Plugins are external Python packages that hook into agent lifecycle events:

  • UserPromptSubmit — before the agent sees a new user message
  • PreToolUse — before a specific tool call runs
  • Stop — when the agent decides to finish a turn (audit / continuation)
  • PreCompact — before the context manager compresses history

What you see

text
> /plugins
Agentao Plugin Diagnostics

Loaded plugins (2):
  • my-org/audit-logger  v1.2.0
    Hooks: UserPromptSubmit, PreToolUse, Stop
    Source: pip-installed (agentao_plugin_audit_logger)

  • ./plugins/dev-only-injector  (inline)
    Hooks: UserPromptSubmit
    Source: inline

Warnings: 0
Errors: 0

The diagnostic report covers:

  • Which plugins loaded and where they came from (pip vs inline)
  • Which lifecycle hooks each one registered
  • Warnings (e.g. plugin claims a hook but failed to register)
  • Errors (e.g. import failure)

When to use

  • Debugging "why is my agent doing X?" — a plugin may be silently injecting a system prompt or rejecting a tool call
  • Verifying CI / production setup — the plugin you expected is loaded and registered to the right hooks
  • After updating a plugin — confirm the new version is in effect

What /plugins is not

  • It's not a CLI for managing plugins — there's no /plugins install or /plugins remove.
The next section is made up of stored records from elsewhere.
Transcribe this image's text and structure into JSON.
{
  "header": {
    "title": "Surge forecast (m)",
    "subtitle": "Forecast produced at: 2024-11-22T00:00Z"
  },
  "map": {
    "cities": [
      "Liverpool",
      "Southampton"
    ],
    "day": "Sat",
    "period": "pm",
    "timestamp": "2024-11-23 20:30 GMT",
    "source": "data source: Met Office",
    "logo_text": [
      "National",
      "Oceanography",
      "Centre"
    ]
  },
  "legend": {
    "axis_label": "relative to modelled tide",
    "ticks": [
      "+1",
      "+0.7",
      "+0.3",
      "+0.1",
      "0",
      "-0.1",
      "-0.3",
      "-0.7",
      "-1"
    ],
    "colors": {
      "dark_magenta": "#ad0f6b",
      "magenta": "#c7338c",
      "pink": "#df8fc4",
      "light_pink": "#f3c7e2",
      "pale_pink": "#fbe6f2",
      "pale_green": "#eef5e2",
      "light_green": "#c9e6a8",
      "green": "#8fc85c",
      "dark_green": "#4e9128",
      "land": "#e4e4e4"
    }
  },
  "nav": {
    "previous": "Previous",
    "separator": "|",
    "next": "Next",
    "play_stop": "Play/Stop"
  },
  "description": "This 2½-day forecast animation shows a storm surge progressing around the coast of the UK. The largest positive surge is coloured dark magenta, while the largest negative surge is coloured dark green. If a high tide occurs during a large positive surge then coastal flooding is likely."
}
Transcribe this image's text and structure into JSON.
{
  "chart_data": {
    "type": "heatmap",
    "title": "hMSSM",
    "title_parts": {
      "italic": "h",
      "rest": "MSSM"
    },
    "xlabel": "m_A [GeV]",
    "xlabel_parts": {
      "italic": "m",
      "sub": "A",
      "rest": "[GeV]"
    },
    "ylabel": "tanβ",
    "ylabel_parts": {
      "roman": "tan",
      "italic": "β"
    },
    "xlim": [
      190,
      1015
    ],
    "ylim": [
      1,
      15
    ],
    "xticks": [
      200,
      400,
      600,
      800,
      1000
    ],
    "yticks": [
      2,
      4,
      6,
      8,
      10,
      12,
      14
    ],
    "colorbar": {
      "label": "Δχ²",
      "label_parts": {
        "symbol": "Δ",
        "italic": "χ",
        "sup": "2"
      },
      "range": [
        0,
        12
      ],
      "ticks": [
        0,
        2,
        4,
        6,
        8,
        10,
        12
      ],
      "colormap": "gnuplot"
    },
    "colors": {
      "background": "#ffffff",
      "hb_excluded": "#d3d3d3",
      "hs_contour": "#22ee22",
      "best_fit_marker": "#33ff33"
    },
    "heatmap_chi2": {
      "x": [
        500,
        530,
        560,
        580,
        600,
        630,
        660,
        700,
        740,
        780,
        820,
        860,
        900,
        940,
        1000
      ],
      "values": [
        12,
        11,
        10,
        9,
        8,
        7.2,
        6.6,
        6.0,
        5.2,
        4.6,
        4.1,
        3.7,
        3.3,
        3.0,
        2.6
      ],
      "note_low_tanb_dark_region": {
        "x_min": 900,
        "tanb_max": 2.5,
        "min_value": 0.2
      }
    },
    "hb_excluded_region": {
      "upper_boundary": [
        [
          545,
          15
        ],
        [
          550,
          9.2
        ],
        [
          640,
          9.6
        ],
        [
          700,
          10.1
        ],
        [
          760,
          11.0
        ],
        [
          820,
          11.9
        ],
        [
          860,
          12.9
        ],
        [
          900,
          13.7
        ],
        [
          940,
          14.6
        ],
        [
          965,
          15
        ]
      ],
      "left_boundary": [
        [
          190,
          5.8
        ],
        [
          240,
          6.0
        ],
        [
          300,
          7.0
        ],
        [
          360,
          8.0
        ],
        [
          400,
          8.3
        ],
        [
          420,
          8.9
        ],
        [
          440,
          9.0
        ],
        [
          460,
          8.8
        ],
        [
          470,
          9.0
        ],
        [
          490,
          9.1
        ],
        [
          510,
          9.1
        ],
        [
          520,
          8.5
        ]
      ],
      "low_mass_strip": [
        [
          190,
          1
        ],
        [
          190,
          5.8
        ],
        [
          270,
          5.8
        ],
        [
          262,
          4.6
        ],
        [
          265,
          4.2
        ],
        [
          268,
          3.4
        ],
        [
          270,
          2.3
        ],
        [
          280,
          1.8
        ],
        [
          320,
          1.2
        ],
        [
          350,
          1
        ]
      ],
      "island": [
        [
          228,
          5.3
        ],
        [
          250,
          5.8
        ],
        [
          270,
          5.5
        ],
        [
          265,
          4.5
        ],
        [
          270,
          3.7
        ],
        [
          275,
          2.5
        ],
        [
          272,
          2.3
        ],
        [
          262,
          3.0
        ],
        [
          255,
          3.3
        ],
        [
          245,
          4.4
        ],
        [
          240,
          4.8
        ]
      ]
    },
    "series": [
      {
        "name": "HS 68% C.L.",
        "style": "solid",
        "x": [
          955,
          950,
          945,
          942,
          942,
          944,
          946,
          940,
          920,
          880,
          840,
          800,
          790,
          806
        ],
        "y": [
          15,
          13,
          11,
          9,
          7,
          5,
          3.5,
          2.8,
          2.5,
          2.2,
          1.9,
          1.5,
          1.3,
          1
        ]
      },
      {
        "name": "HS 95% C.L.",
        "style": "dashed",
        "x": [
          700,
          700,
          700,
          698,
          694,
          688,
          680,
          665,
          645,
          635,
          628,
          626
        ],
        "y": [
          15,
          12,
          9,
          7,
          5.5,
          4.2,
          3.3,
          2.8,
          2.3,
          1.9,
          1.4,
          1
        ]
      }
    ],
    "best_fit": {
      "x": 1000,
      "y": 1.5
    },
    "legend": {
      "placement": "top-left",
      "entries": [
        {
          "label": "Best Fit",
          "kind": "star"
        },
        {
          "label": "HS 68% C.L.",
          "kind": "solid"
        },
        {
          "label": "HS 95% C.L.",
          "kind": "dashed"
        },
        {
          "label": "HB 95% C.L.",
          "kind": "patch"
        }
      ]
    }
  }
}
Plugins are pip-installed (or inline) and discovered automatically. To uninstall, pip uninstall <pkg> and restart.
  • It's not the place to write plugins. See Part 5.7 · Plugin Hooks.

Where to go next

Want to…Read
Build a custom MCP server for your teamPart 5.3 · MCP
Embed an ACP server / drive an agent from another languagePart 3 · ACP Protocol
Write a lifecycle hook pluginPart 5.7 · Plugin Hooks

Where this fits

  • MCP: agent.mcp_manager — embedding hosts can call manager.get_server_status() for the same data shown here.
  • ACP: agent.acp_manager — same for ACP server status, send, cancel.
  • Plugins: PluginManager (in agentao.embedding.plugins.manager) — the diagnostic report is generated by agentao.embedding.plugins.diagnostics.build_diagnostics, which a host can also invoke. See Part 5.7 for the full programmatic interface.